Si ricorda di quanto scrisse ad un presidente dei gringos che si chiamava Woodrow Wilson, perché è bene che i governi stranieri sappiano e capiscano la lotta dei messicani. Allora lei scrisse questo... "Ed è che i possidenti, tra spoliazione e spoliazione, oggi con un pretesto, domani con un altro, stanno assorbendo tutte le proprietà che appartengono legittimamente, e da tempo immemorabile sono appartenute, ai popoli indigeni e dalla loro coltivazione questi ultimi ricavavano il sostentamento per loro stessi e per le loro famiglie". Questo fu nel 1914. Ora, nel 1997, la storia non è cambiata.
Ora ci sono leggi che attaccano la proprietà comunale e l'ejido, che favoriscono l'accumulazione di terre, che permettono la vendita delle nostre ricchezze ai denari dello straniero. Queste leggi sono state fatte dai mal governi messicani, "neoliberisti" li chiamiamo noi, che conducono questo paese, il suo e il nostro, mio Generale, come se fosse un'azienda in decadenza, come se fosse una grande tenuta che bisogna mettere in vendita con tutti i peones, ossia con i messicani, mio Generale, inclusi.

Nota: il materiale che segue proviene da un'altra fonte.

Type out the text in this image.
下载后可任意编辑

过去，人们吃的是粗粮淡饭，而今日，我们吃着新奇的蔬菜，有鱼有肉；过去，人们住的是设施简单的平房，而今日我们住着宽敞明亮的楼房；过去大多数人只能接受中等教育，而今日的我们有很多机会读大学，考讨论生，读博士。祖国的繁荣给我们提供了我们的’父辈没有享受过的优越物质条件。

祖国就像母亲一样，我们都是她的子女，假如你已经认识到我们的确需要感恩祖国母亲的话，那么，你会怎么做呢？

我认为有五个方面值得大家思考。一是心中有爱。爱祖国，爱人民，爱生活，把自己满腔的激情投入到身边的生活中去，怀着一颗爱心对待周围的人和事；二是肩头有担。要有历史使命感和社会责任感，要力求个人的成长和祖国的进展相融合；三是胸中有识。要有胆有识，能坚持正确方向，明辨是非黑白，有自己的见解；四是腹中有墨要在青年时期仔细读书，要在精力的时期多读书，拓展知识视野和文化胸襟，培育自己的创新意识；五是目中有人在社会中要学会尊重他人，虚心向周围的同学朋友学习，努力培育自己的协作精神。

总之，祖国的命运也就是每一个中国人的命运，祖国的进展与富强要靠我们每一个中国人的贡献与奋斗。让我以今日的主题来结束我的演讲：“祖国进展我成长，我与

Sì, lei ha ragione, Don Emiliano, è una vergogna. Noi non riusciamo nè a vivere nè a morire con questa vergogna e allora ci siamo ricordati della parola "dignità" e ci ricordiamo di viverla e di morirla, e allora ci siamo sollevati in armi, e abbiamo detto a tutti che adesso basta, che non si andrà oltre, che già no, che esigevamo un tetto, terra, lavoro, pane, salute, educazione, indipendenza, democrazia, libertà e pace, che si lotta per la democrazia, la libertà e la giustizia, che per tutti tutto, e per noi niente, e molte orecchie e cuori ci hanno ascoltato, cioè hanno ascoltato le sue parole, mio Generale, che hanno parlato attraverso noi.
Come ai suoi tempi, Don Emiliano, i governi hanno tentato d’ingannarci. Parlano e parlano e non mantengono nulla, a parte i massacri di contadini. Firmano e firmano carte e niente diviene realtà, a parte gli sgomberi e la persecuzione di indigeni. Ci hanno anche tradito, mio Generale, i Guajardo e le Chinameche non sono mancati, ma risulta che noi non ci siamo fatti ammazzare molto. Come abbiamo appreso, Don Emiliano, stiamo ancora apprendendo. Ma non voglio annoiarla, mio Generale, perché stanno così le cose come già lei sa, perché di per sé noi siamo lei. E vede, i contadini continuano senza terra, i ricchi continuano a ingrassare, e questo sì, continuano le ribellioni contadine. E continueranno, mio Generale, perché senza terra e libertà non c'è pace.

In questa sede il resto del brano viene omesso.